Hibernate / JPA are the “global standard” but Japanese engineers usualy use MyBatis or some other framework that has raw SQL files.

The other team members do not see any issue with not using Hibernate / JPA or other ORM technologies. As long as DAO are being used and identity and singularity are preserved, there is no need to move to something like Hibernate just for the sake of adhering to some perceived “global standard”.

An example story was given of a company with all of its business logic embedded into their database.

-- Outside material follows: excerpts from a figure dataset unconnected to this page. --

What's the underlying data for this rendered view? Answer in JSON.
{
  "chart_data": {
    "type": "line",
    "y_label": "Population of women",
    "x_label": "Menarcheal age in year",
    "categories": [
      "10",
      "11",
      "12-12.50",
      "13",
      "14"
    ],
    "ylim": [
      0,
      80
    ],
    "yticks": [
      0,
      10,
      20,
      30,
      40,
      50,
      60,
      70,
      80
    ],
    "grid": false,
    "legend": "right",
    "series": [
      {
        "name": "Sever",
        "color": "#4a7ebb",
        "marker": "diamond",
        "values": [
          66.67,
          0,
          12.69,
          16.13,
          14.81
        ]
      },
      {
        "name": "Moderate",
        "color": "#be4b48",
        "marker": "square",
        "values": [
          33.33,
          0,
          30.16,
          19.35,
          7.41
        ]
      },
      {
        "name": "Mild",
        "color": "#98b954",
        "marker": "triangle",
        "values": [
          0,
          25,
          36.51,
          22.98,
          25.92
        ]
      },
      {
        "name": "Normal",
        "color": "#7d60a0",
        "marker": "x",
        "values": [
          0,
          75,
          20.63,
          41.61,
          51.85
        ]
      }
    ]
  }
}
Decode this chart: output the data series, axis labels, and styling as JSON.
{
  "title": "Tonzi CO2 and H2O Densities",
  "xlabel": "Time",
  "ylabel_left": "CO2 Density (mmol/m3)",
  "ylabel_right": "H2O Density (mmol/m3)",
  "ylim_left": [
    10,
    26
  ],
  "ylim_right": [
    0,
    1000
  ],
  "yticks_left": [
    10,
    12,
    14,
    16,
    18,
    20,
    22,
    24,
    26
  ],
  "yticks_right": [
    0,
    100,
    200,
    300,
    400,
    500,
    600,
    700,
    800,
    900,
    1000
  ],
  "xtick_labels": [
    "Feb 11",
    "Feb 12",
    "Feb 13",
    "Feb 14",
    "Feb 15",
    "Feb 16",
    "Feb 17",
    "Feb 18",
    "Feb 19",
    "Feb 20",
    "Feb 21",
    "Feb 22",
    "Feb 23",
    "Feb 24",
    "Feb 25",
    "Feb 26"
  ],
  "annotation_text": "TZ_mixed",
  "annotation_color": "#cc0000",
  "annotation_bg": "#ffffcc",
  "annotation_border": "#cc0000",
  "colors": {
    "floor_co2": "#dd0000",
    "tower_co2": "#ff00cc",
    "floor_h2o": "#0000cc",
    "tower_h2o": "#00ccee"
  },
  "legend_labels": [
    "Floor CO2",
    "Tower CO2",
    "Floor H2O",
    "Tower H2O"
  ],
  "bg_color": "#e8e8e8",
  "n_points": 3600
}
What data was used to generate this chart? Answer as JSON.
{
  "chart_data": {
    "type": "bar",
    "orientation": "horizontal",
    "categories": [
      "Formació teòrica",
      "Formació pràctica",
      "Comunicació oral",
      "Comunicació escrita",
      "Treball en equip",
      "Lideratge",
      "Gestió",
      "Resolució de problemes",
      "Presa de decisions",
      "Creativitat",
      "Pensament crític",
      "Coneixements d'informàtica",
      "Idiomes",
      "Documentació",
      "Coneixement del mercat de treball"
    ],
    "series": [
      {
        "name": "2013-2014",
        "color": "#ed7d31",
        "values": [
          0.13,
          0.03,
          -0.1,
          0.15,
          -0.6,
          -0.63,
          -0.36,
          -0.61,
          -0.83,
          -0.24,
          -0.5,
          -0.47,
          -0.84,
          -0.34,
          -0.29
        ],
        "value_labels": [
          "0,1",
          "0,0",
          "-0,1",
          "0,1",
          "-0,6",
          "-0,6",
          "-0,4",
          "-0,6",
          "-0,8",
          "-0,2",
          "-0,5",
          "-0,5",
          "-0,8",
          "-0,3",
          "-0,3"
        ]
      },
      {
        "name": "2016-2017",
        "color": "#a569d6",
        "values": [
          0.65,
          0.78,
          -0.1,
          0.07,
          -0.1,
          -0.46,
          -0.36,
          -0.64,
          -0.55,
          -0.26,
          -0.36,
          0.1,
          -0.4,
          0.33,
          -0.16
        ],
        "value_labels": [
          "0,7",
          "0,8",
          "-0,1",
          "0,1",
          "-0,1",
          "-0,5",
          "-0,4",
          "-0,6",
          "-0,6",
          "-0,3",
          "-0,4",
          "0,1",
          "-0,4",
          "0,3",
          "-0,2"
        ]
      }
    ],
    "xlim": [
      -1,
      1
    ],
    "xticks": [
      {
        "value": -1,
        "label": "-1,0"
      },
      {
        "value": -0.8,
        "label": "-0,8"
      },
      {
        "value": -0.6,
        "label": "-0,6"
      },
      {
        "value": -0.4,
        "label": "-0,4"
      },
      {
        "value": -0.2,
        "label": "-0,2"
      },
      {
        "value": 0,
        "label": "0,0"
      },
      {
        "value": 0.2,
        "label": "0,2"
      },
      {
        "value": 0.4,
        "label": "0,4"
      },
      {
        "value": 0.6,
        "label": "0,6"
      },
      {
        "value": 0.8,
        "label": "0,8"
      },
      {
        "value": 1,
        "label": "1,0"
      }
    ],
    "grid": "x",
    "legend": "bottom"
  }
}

They had a 1 hour SLA that resulted in significant losses when they were unable to scale the application to meet increased need.

ORM overreach is a serious problem.

Toplink was *way* better than Kodo.

With “true orthogonal persistence”, there are no concerns about identity or uniqueness even when the data is distributed across multiple VMs.

Hibernate tends to cause more trouble than it helps. Examples:

— Hibernate’s default configuration basically prevents good performance

— Hibernate can force you modify your data model to fit its needs.

One of the participants wrote a wrapper for the Spring Framework.

If your data is is tabular data, treat it like tabular data!

“What DB access framework do you guys use?”
— raw JDBC
Spring  (just makes JDBC more ergonomic)
jOOQ (advantage is type checking)

=== Fauna, a new database written in Scala ===

Why another database?
There was a niche to fill for an “adaptive operational database”.

DEF: operational: able to serve data that is immediately needed by day-to-day business (e.g. who is online?, price info for PoS). This can be modeled as a bunch of stateless services.

DEF: adaptive: scalable / flexibility in provisioning / really good ergonomics (not another Cassandra )

But analysis (BI?) is also a requirement!

This new DB is completely “temporal”.

DEF: “temporal”: like GIT or HG, you always have a full audit trail and you can run arbitrary queries against the DB as it was at any specific time in the past. (You *can* throw away data if you want.)

You can stream events from the DB if needed.

other features:

— always replicated (minimum setup is 3 replicas w/ 3 partitions)

— all JSON API

— distributed consistent database

The Temporal nature makes updates concurrently easy but they also need to implement CaS.

“I code in Scalla but I am not a Scala developer”

DEF: Scala developer: rabid Scala fan-boy/girl

So why Scala ?
answer: one of the founders (Matt) is a “Scala developer”.

“We do have a query monad.” (because of *course* they do…)

Using Scala macros to write codex.

CBOR (Binary encoding for JSON)

RAFT is like a Paxos that is understandable.

Recruiting: More than a particular language paradigm, they want people who really know the JVM.

Serviceability issues: Heavy use of continuation passing style in Scala results in a heap full of pending futures. Thread dumps not very helpful.